In the absence of a bill of exceptions we have no way of reviewing the evidence produced in support of appellant’s motion for a continuance unless the alleged error appears on the face of the record itself. “In the absence of a bill of exceptions it will be presumed that the court’s findings of fact were based on the evidence where there is nothing in the record to rebut that presumption.” Foohs v. Bilby, 95 Ark. 302, 129 S. W. 1104. In Harper v. State, 79 Ark. 594, 96 S. W. 1003, this court said: “Continuances in criminal as well as civil cases are, as' a general rule, within the sound discretion of the trial court, and a refusal to grant a continuance in a criminal case is never a. ground for a new trial unless it is made to appear that such discretion has been abused to the prejudice of the defendant.” In his motion for a continuance appellant does not allege that he is unable to pay for the *389services of counsel to represent him. We think, on the face of the record, a lack of diligence, on the part of the appellant, to employ counsel is shown, no abuse of the court’s discretion appears and that appellant’s motion for a continuance was properly overruled.

2.

Appellant next argues 'that he should have been granted a new trial because of newly discovered evidence. The allegation, covering this point in his motion for a new trial is that “since the trial of this cause defendant has been able to locate an eye-witness to the altercation and that this witness was unknown to the defendant at the time of trial; that defendant had no way of knowing that said witness saw the affair and defendant had exercised every effort to locate eye-witnesses who saw the affair, but only learned after the trial that the altercation had been witnessed by anyone except the prosecuting witness, Jelks, and the man named Shipp who testified for the State, and the new-found witness would testify that Jelks was the aggressor; that in each and every instance the defendant exercised due diligence in trying to secure eye-witnesses and to prepare himself for trial and has not been negligent in any instance.”
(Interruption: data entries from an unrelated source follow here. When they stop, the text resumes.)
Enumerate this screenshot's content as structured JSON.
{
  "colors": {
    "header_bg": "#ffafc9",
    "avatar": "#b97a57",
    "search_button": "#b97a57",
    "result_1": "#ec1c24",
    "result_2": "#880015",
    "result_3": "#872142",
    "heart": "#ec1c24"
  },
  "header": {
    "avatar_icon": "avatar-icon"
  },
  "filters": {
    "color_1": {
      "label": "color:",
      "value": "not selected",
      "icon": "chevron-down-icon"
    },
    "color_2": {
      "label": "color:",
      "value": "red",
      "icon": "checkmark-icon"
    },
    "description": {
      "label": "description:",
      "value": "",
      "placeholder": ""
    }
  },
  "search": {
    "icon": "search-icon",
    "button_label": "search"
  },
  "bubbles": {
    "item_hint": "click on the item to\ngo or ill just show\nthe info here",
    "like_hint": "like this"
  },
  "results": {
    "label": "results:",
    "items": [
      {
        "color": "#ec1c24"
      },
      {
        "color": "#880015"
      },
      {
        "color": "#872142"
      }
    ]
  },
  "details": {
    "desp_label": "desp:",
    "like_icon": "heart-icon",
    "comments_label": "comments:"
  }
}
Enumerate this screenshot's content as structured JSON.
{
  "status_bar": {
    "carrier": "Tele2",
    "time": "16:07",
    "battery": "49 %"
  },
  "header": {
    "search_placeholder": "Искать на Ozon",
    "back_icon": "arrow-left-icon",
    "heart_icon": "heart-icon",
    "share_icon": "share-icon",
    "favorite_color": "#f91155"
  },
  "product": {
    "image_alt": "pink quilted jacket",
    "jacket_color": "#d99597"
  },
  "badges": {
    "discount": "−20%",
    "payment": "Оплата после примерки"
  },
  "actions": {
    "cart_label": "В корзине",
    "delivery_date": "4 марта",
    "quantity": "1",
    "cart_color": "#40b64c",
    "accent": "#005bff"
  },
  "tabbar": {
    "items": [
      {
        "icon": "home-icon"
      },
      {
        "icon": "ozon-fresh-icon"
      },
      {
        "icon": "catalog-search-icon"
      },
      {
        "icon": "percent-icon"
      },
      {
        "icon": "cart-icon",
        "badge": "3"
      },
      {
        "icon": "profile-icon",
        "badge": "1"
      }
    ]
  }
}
The rule is well settled that motions for new trials, because of newly discovered evidence, are addressed to the sound legal discretion of the trial court, and it is only where an apparent abuse of that discretion, or an injustice appears, that this court will interfere. Armstrong v. State, 54 Ark. 364, 15 S. W. 1036. In Ward v. State, 85 Ark. 179, 107 S. W. 677, this court said: “Appellant in his motion for a new trial says that he did not know of this testimony at the time of the trial, and could not by reasonable diligence have known it. ¡But this is not sufficient. Affidavits should be filed with the motion, and it should state the acts done which are denominated reasonable diligence and the facts and circumstances under which the newly discovered evidence came to the knowledge of defendant. Runnels v. State, 28 Ark. 121; Campbell v. State, 38 Ark. 498; Robinson v. State, 33 Ark. 180; St. Louis S. W. Ry. Co. v. Goodwin, 73 Ark. 528, 84 S. W. *390728.” See, also, Jones v. State, 196 Ark. 176, 116 S. W. 2d 610.

In the instant case appellant failed to file the necessary affidavits in support of his motion for a new- trial, and, therefore, his motion was insufficient. We conclude, therefore, that no abuse of discretion has been shown in the court’s refusal to grant appellant’s motion for a new trial.

Finding no error, the judgment is affirmed.